HR should be invisible
Van Ierland argues that HR processes should be invisible to the people using them.
“Who has ever called Netflix to help them figure out how to stream video? Has anyone ever called the Spotify helpdesk to help them stream some music? Probably no one,” he said. “HR services is a factory that should run like clockwork. It needs to be highly efficient.”
Robots, drones and self-driving vans
PostNL, which employs 45,000 people and has a turnover of €3.5bn, has to make difficult decisions about which technologies to invest in.
The company has to strike a balance between technology that is more experimental and will give it a head start over competitors, and waiting for technology to be fully ready at the risk of deploying it later than its competitors.
At one of its depots, PostNL is testing technology that is capable of reading addresses on parcels as they travel down a conveyor belt. It is able to illuminate them with a number, which tells the driver where the parcel should be placed in the delivery van.
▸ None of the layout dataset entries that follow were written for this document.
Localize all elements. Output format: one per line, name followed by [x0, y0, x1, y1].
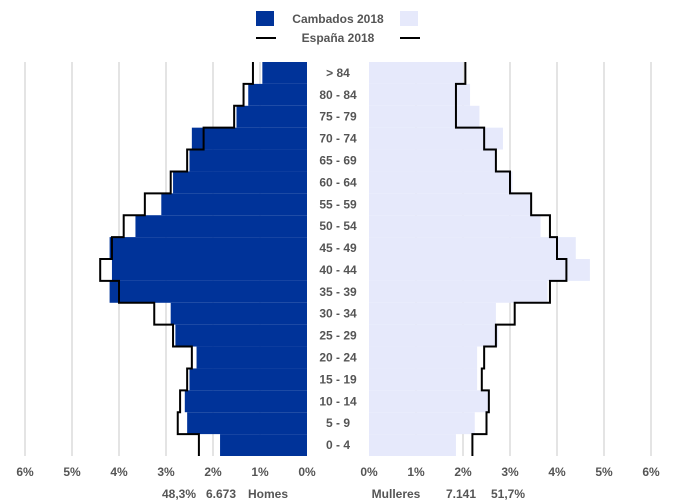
men-label: Homes: [248, 487, 288, 501]
bar-women-1: [369, 412, 475, 435]
legend-label-series: Cambados 2018: [292, 12, 384, 26]
bar-women-16: [369, 83, 471, 106]
age-label-7: 35 - 39: [319, 285, 357, 299]
bar-women-17: [369, 62, 463, 84]
bar-women-14: [369, 127, 503, 150]
bar-women-7: [369, 280, 548, 303]
age-label-5: 25 - 29: [319, 329, 357, 343]
age-label-14: 70 - 74: [319, 132, 357, 146]
bar-men-8: [111, 259, 307, 281]
tick-right-6: 6%: [642, 465, 660, 479]
bar-men-10: [135, 215, 307, 238]
bar-women-10: [369, 215, 541, 238]
bar-men-12: [173, 171, 307, 194]
bar-men-9: [109, 237, 307, 259]
tick-right-0: 0%: [360, 465, 378, 479]
bar-women-9: [369, 237, 576, 259]
bar-men-6: [170, 302, 307, 325]
tick-left-3: 3%: [157, 465, 175, 479]
bar-men-16: [248, 83, 307, 106]
bar-women-8: [369, 259, 590, 281]
bar-men-0: [220, 434, 307, 456]
bar-men-3: [189, 368, 307, 391]
tick-left-4: 2%: [204, 465, 222, 479]
bar-men-4: [196, 346, 307, 369]
women-label: Mulleres: [372, 487, 421, 501]
bar-men-1: [187, 412, 307, 435]
bar-women-6: [369, 302, 496, 325]
bar-men-14: [191, 127, 307, 150]
bar-men-7: [109, 280, 307, 303]
bar-women-13: [369, 149, 496, 172]
tick-left-1: 5%: [63, 465, 81, 479]
bar-women-11: [369, 193, 532, 216]
age-label-13: 65 - 69: [319, 154, 357, 168]
tick-right-3: 3%: [501, 465, 519, 479]
age-labels: 0 - 4 5 - 9 10 - 14 15 - 19 20 - 24 25 - 29 30…: [319, 66, 357, 452]
age-label-16: 80 - 84: [319, 88, 357, 102]
age-label-9: 45 - 49: [319, 241, 357, 255]
age-label-2: 10 - 14: [319, 394, 357, 408]
bars: [109, 62, 590, 456]
tick-right-4: 4%: [548, 465, 566, 479]
bar-men-5: [175, 324, 307, 347]
legend-swatch-women: [400, 11, 418, 26]
tick-right-5: 5%: [595, 465, 613, 479]
bar-men-2: [184, 390, 307, 413]
men-count: 6.673: [206, 487, 236, 501]
reference-line-men: [99, 62, 254, 456]
age-label-12: 60 - 64: [319, 175, 357, 189]
legend-swatch-men: [256, 11, 274, 26]
bar-men-13: [189, 149, 307, 172]
tick-right-2: 2%: [454, 465, 472, 479]
tick-left-0: 6%: [16, 465, 34, 479]
age-label-3: 15 - 19: [319, 372, 357, 386]
women-percentage: 51,7%: [491, 487, 525, 501]
tick-right-1: 1%: [407, 465, 425, 479]
tick-left-5: 1%: [251, 465, 269, 479]
age-label-0: 0 - 4: [326, 438, 350, 452]
bar-women-0: [369, 434, 456, 456]
bar-men-17: [262, 62, 307, 84]
axis-ticks: 6% 5% 4% 3% 2% 1% 0% 0% 1% 2% 3% 4% 5% 6%: [16, 465, 660, 479]
age-label-10: 50 - 54: [319, 219, 357, 233]
age-label-8: 40 - 44: [319, 263, 357, 277]
age-label-11: 55 - 59: [319, 197, 357, 211]
tick-left-2: 4%: [110, 465, 128, 479]
reference-line-women: [454, 62, 568, 456]
bar-women-12: [369, 171, 513, 194]
age-label-15: 75 - 79: [319, 110, 357, 124]
bar-women-15: [369, 105, 480, 128]
legend: Cambados 2018 España 2018: [256, 11, 420, 45]
men-percentage: 48,3%: [162, 487, 196, 501]
bar-women-3: [369, 368, 478, 391]
reference-outlines: [99, 62, 568, 456]
tick-left-6: 0%: [298, 465, 316, 479]
bar-women-4: [369, 346, 478, 369]
age-label-4: 20 - 24: [319, 351, 357, 365]
bar-women-2: [369, 390, 489, 413]
age-label-6: 30 - 34: [319, 307, 357, 321]
bar-women-5: [369, 324, 499, 347]
footer-summary: 48,3% 6.673 Homes Mulleres 7.141 51,7%: [162, 487, 525, 501]
bar-men-15: [236, 105, 307, 128]
age-label-17: > 84: [326, 66, 350, 80]
legend-label-reference: España 2018: [302, 31, 375, 45]
age-label-1: 5 - 9: [326, 416, 350, 430]
women-count: 7.141: [446, 487, 476, 501]
bar-men-11: [161, 193, 307, 216]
“We have the projector reading six or eight parcels at the same time. The driver loading the vehicle can immediately pick, for example, three parcels with the number ‘4’ projected on them and put them in the same corner of the van,” said Van Ierland.
PostNL plans to roll the technology out to its remaining depots over the next year or two.
Drone delivery versus autonomous vehicles
In the future, PostNL is considering using large drones, the size of a small helicopter, to move letters from one delivery depot to another.
The company’s depots are between 40 and 60 miles apart, and at fixed locations with flat roofs, which makes drone deliveries a real possibility.
“They are locations that are probably quite suitable for drones to land. Because of traffic congestion we could greatly reduce the time it takes to exchange volumes of letters between our depots,” said Van Ierland.
Whether this becomes a reality depends less on technology, and more on practicalities, such as legislative restrictions and geography, and also whether driverless technology becomes a better bet.
Van Ierland expects driverless transport in the next five to seven years. “The question is, if autonomous driving, like platooning, takes a surge, will you invest in a driverless vehicle on the road or a drone? I would say, invest in driverless vehicles,” he said.
PostNL in numbers
PostNL has 4,000 post offices and has been delivering post for 220 years.
Over the past 20 years, deliveries of mail have fallen from 25 million items a day to eight million, its parcel business has grown by 220%, and the ratio of letters to parcels has moved from 100:1 to 10:1.
PostNL plans to use electric vehicles to make deliveries in 25 cities with zero emissions by 2025.